Longtime readers in this space will be familiar with C-2 .... my slight, bespectacled Somervillian who was first my OKC story-swapping friend and then my stay-out-all-night-on-Kingston-Street friend and then someone I craved desperately because of his kissing and cleverness and daring.  And then despaired over when he got clueless and distant and sad and left me feeling same, just before leaving town in a rush.

That was a year ago.  I stayed up until 5 a.m. on the morning of my 38th birthday to help him pack a moving truck and wave him onto the freeway.   His move was good for me in its finality .... forcing a closure his behavior had long-before forecast but I wasn't accepting;  I stopped thinking he was more to me than he was.   While we met up on a Sunday last June for a Foley's-fueled fling, it was in the spirit of heedlessness, temporary and gluttonous, with no consequences.  Since then, he reached out every couple months with an e-mail or text if back in town for work, and I've largely not reached out, and only occasionally responded.  I'd moved past him, realized I didn't have to stand patsy, didn't quite care either way.

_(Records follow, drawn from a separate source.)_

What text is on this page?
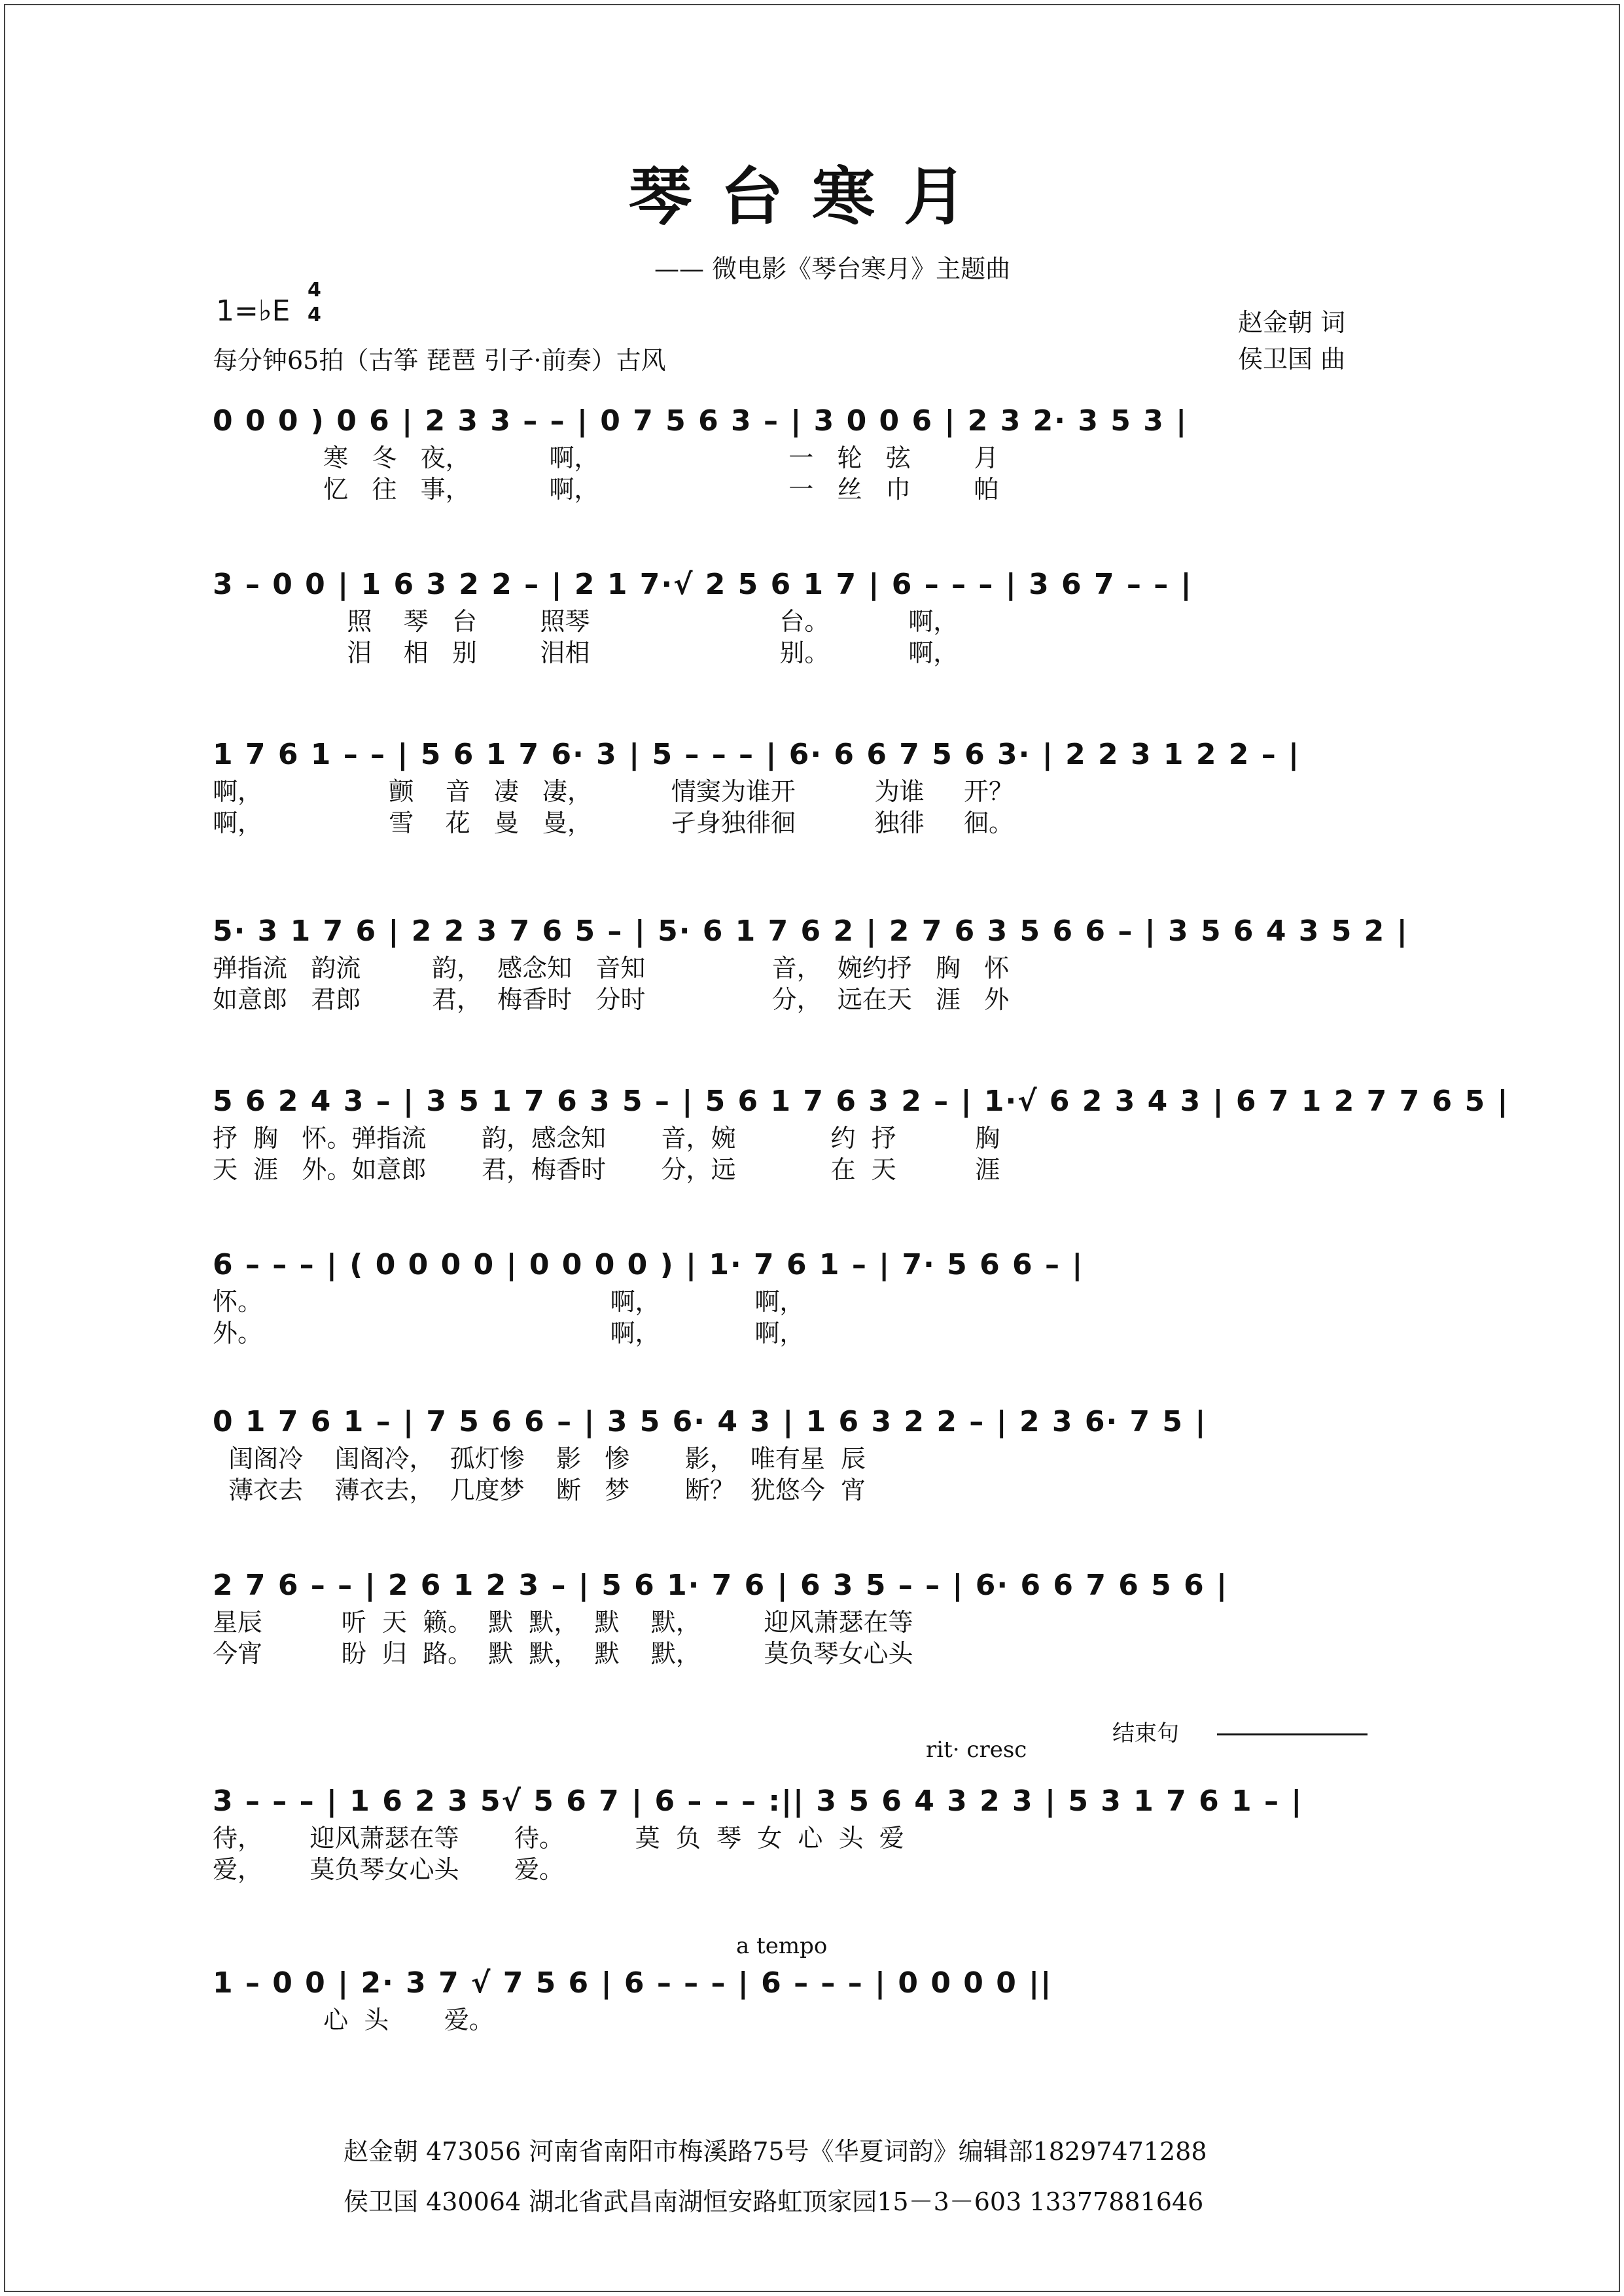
琴台寒月
—— 微电影《琴台寒月》主题曲
1=♭E
4
4
每分钟65拍（古筝 琵琶 引子·前奏）古风
赵金朝 词
侯卫国 曲
0 0 0 ) 0 6 | 2 3 3 – – | 0 7 5 6 3 – | 3 0 0 6 | 2 3 2· 3 5 3 |
寒   冬   夜，          啊，                        一   轮   弦        月
忆   往   事，          啊，                        一   丝   巾        帕
3 – 0 0 | 1 6 3 2 2 – | 2 1 7·√ 2 5 6 1 7 | 6 – – – | 3 6 7 – – |
照    琴   台        照琴                        台。          啊，
泪    相   别        泪相                        别。          啊，
1 7 6 1 – – | 5 6 1 7 6· 3 | 5 – – – | 6· 6 6 7 5 6 3· | 2 2 3 1 2 2 – |
啊，                颤    音   凄   凄，          情窦为谁开          为谁     开？
啊，                雪    花   曼   曼，          孑身独徘徊          独徘     徊。
5· 3 1 7 6 | 2 2 3 7 6 5 – | 5· 6 1 7 6 2 | 2 7 6 3 5 6 6 – | 3 5 6 4 3 5 2 |
弹指流   韵流         韵，  感念知   音知                音，  婉约抒   胸   怀
如意郎   君郎         君，  梅香时   分时                分，  远在天   涯   外
5 6 2 4 3 – | 3 5 1 7 6 3 5 – | 5 6 1 7 6 3 2 – | 1·√ 6 2 3 4 3 | 6 7 1 2 7 7 6 5 |
抒  胸   怀。弹指流       韵，感念知       音，婉            约  抒          胸
天  涯   外。如意郎       君，梅香时       分，远            在  天          涯
6 – – – | ( 0 0 0 0 | 0 0 0 0 ) | 1· 7 6 1 – | 7· 5 6 6 – |
怀。                                            啊，            啊，
外。                                            啊，            啊，
0 1 7 6 1 – | 7 5 6 6 – | 3 5 6· 4 3 | 1 6 3 2 2 – | 2 3 6· 7 5 |
闺阁冷    闺阁冷，  孤灯惨    影   惨       影，  唯有星  辰
薄衣去    薄衣去，  几度梦    断   梦       断？  犹悠今  宵
2 7 6 – – | 2 6 1 2 3 – | 5 6 1· 7 6 | 6 3 5 – – | 6· 6 6 7 6 5 6 |
星辰          听  天  籁。  默  默，  默    默，        迎风萧瑟在等
今宵          盼  归  路。  默  默，  默    默，        莫负琴女心头
rit· cresc
结束句
3 – – – | 1 6 2 3 5√ 5 6 7 | 6 – – – :|| 3 5 6 4 3 2 3 | 5 3 1 7 6 1 – |
待，      迎风萧瑟在等       待。         莫  负  琴  女  心  头  爱
爱，      莫负琴女心头       爱。
a tempo
1 – 0 0 | 2· 3 7 √ 7 5 6 | 6 – – – | 6 – – – | 0 0 0 0 ||
心  头       爱。
赵金朝 473056 河南省南阳市梅溪路75号《华夏词韵》编辑部18297471288
侯卫国 430064 湖北省武昌南湖恒安路虹顶家园15－3－603 13377881646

Last night, C-2 and I hung out at a bar on Beacon Hill.  At his request.  He wrote me on Good Friday, noted he was in town for a couple weeks prospecting (he's a political consultant, election season is gearing up, this is his home turf), wanting to meet for a beer.  I thought again I'd ignore him, then thought better.  Something broke in my cynicism.  We spent a few days crossing paths in futility; then I realized I was fairly dying to know how he was.  When he texted last night at 10:30 and trained down from Davis, I drove over and it was easy, like the first time we met.  Shooting politics, gulping Guinness, chatting the other barflys, standing in the bar entryway after close while he smoked Camels, sharing our respective dating foibles of the last 18 months.  It was a conversation we really hadn't had in that long, I realized near its end, and I had missed having it.

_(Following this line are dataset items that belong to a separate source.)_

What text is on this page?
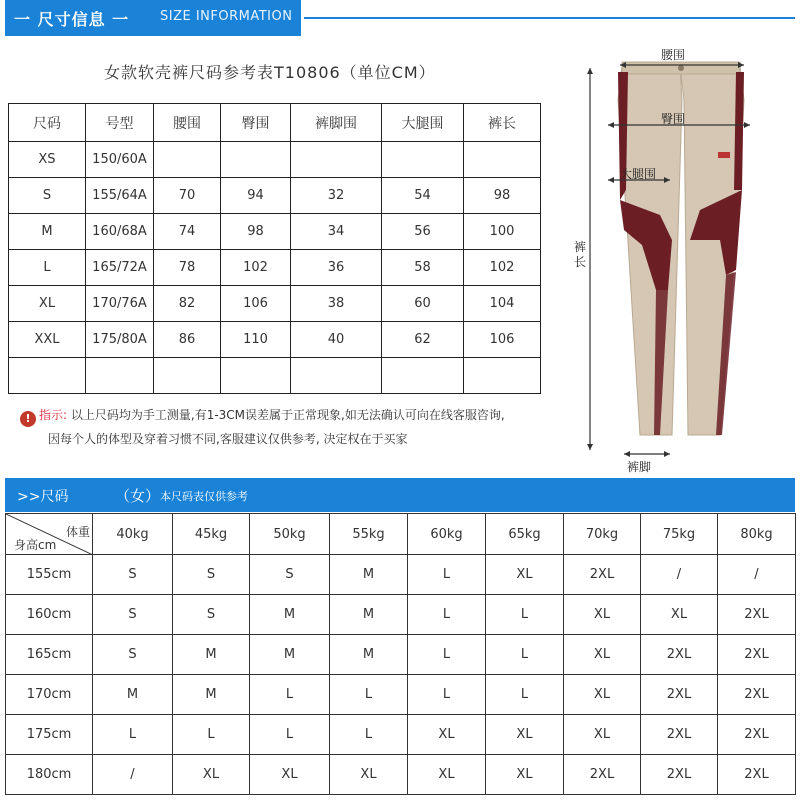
一 尺寸信息 一 SIZE INFORMATION
女款软壳裤尺码参考表T10806（单位CM）
尺码	号型	腰围	臀围	裤脚围	大腿围	裤长
XS	150/60A					
S	155/64A	70	94	32	54	98
M	160/68A	74	98	34	56	100
L	165/72A	78	102	36	58	102
XL	170/76A	82	106	38	60	104
XXL	175/80A	86	110	40	62	106

! 指示: 以上尺码均为手工测量,有1-3CM误差属于正常现象,如无法确认可向在线客服咨询,
因每个人的体型及穿着习惯不同,客服建议仅供参考, 决定权在于买家
腰围
臀围
大腿围
裤
长
裤脚
>>尺码	（女） 本尺码表仅供参考
体重
身高cm	40kg	45kg	50kg	55kg	60kg	65kg	70kg	75kg	80kg
155cm	S	S	S	M	L	XL	2XL	/	/
160cm	S	S	M	M	L	L	XL	XL	2XL
165cm	S	M	M	M	L	L	XL	2XL	2XL
170cm	M	M	L	L	L	L	XL	2XL	2XL
175cm	L	L	L	L	XL	XL	XL	2XL	2XL
180cm	/	XL	XL	XL	XL	XL	2XL	2XL	2XL
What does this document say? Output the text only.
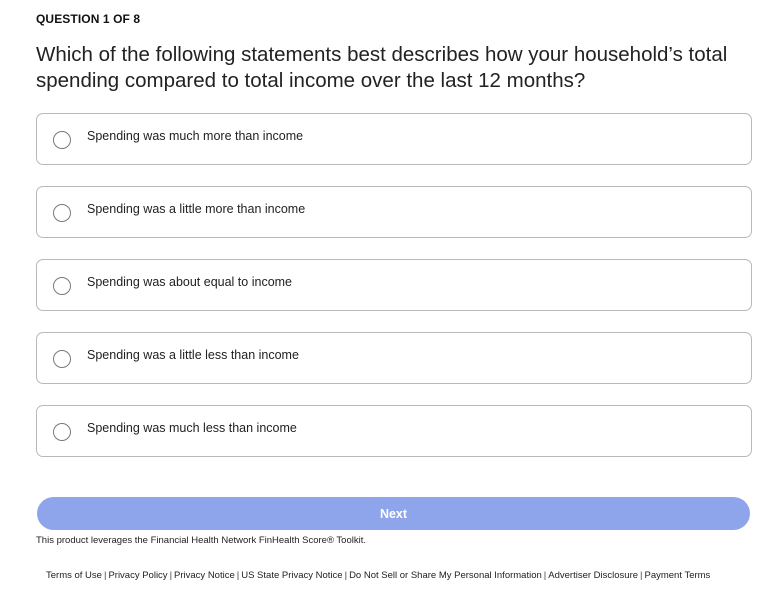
QUESTION 1 OF 8
Which of the following statements best describes how your household’s total spending compared to total income over the last 12 months?
Spending was much more than income
Spending was a little more than income
Spending was about equal to income
Spending was a little less than income
Spending was much less than income
Next
This product leverages the Financial Health Network FinHealth Score® Toolkit.
Terms of Use | Privacy Policy | Privacy Notice | US State Privacy Notice | Do Not Sell or Share My Personal Information | Advertiser Disclosure | Payment Terms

The night ended as it often used to .... very late on a very deserted downtown street in the front seat of my parked car.  But there was no imminent hook-up or window-steaming.   We talked about the times we had hooked up and had steamed the windows and chuckled, fondly, noting how we both remembered all of them ... the time he tossed one of my shoes out the sunroof and a sock to the back window that I found only months later.   He then explained that the entire year of 2010 had been a wash for him:  he shared a personal experience that was the primary source of pain.  I could only nod, but had not known his troubles.  In 2 years he had breathed no such explanation, and now it explained so much about him, my frustration with him, and why he did things he did ...  yet I couldn't be angry at either it or his reaction to it.  Just clarity, and a relief for an angst in my past I now have no good reason to mourn.

I knew we would eventually kiss, because we used to kiss so well and we had started talking about how well we did, so then we did.   We kissed in that way we always used to .... him leaning over the gearshift and reaching to pull my chin in, laughing, gripping my hair, me pressing towards him and tilting my head back with the pull of his hands, our breathing rising.   It escalated, but plateaued .... as if sensed it was just a remembering of something sweet that needed a fresh taste for the memory banks.  And then we parted.

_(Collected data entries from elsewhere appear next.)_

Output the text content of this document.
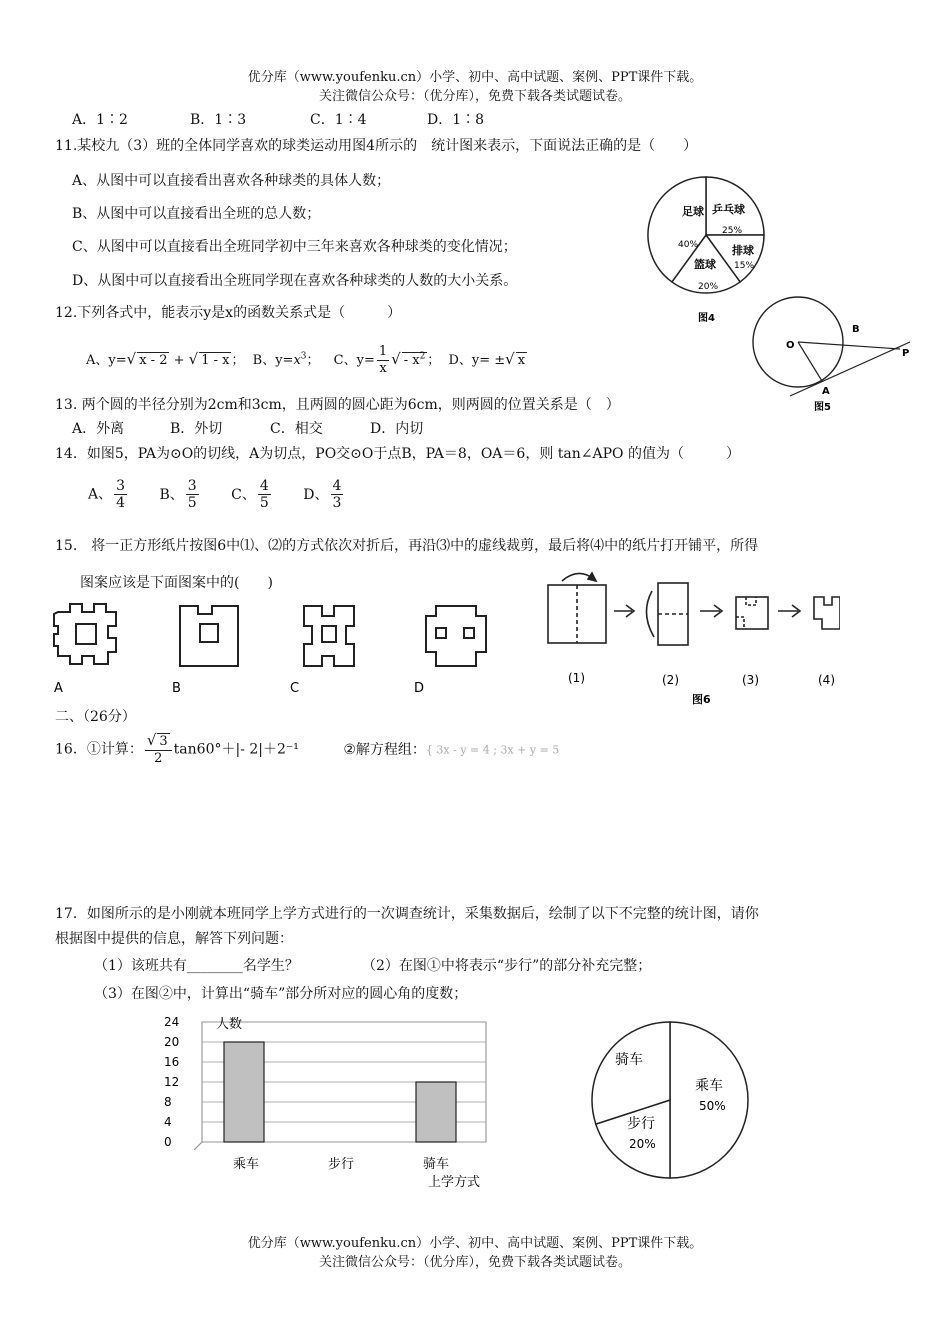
优分库（www.youfenku.cn）小学、初中、高中试题、案例、PPT课件下载。
关注微信公众号：（优分库），免费下载各类试题试卷。
A．1∶2	B．1∶3	C．1∶4	D．1∶8
11.某校九（3）班的全体同学喜欢的球类运动用图4所示的　统计图来表示，下面说法正确的是（　　）
A、从图中可以直接看出喜欢各种球类的具体人数；
B、从图中可以直接看出全班的总人数；
C、从图中可以直接看出全班同学初中三年来喜欢各种球类的变化情况；
D、从图中可以直接看出全班同学现在喜欢各种球类的人数的大小关系。
足球
40%
乒乓球
25%
排球
15%
篮球
20%
图4
O
B
P
A
图5
12.下列各式中，能表示y是x的函数关系式是（　　　）
A、y=√ x - 2 + √ 1 - x ； B、$y=x^3$； C、$y= \frac{1}{x}$ √ - $x^2$ ； D、y= ±√ x
13. 两个圆的半径分别为2cm和3cm，且两圆的圆心距为6cm，则两圆的位置关系是（　）
A．外离	B．外切	C．相交	D．内切
14．如图5，PA为⊙O的切线，A为切点，PO交⊙O于点B，PA＝8，OA＝6，则 tan∠APO 的值为（　　　）
A、 $\frac{3}{4}$ B、 $\frac{3}{5}$ C、 $\frac{4}{5}$ D、 $\frac{4}{3}$
15.　将一正方形纸片按图6中⑴、⑵的方式依次对折后，再沿⑶中的虚线裁剪，最后将⑷中的纸片打开铺平，所得
图案应该是下面图案中的(　　)
A	B	C	D
(1)	(2)	(3)	(4)
图6
二、（26分）
16．①计算： $\frac{√ 3}{2} \tan 60^\circ+|-$ 2|＋2⁻¹	②解方程组：{ 3x - y = 4 ; 3x + y = 5
17．如图所示的是小刚就本班同学上学方式进行的一次调查统计，采集数据后，绘制了以下不完整的统计图，请你
根据图中提供的信息，解答下列问题：
（1）该班共有________名学生？	（2）在图①中将表示“步行”的部分补充完整；
（3）在图②中，计算出“骑车”部分所对应的圆心角的度数；
0
4
8
12
16
20
24	人数
乘车	步行	骑车
上学方式
骑车
乘车
50%
步行
20%
优分库（www.youfenku.cn）小学、初中、高中试题、案例、PPT课件下载。
关注微信公众号：（优分库），免费下载各类试题试卷。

4:30 a.m., and morning birds were chirping as I got out of my car in Southie. I texted him, as I always used to at his request, heralding safe return ... "Home.  It was good to see you." 

"You too. :-)"  he texted back. 

For the first time in a long time I believed that when he said that he meant it.  It was the first time in a long time, too, in taking leave from him, that I knew for sure I didn't want from him anything more.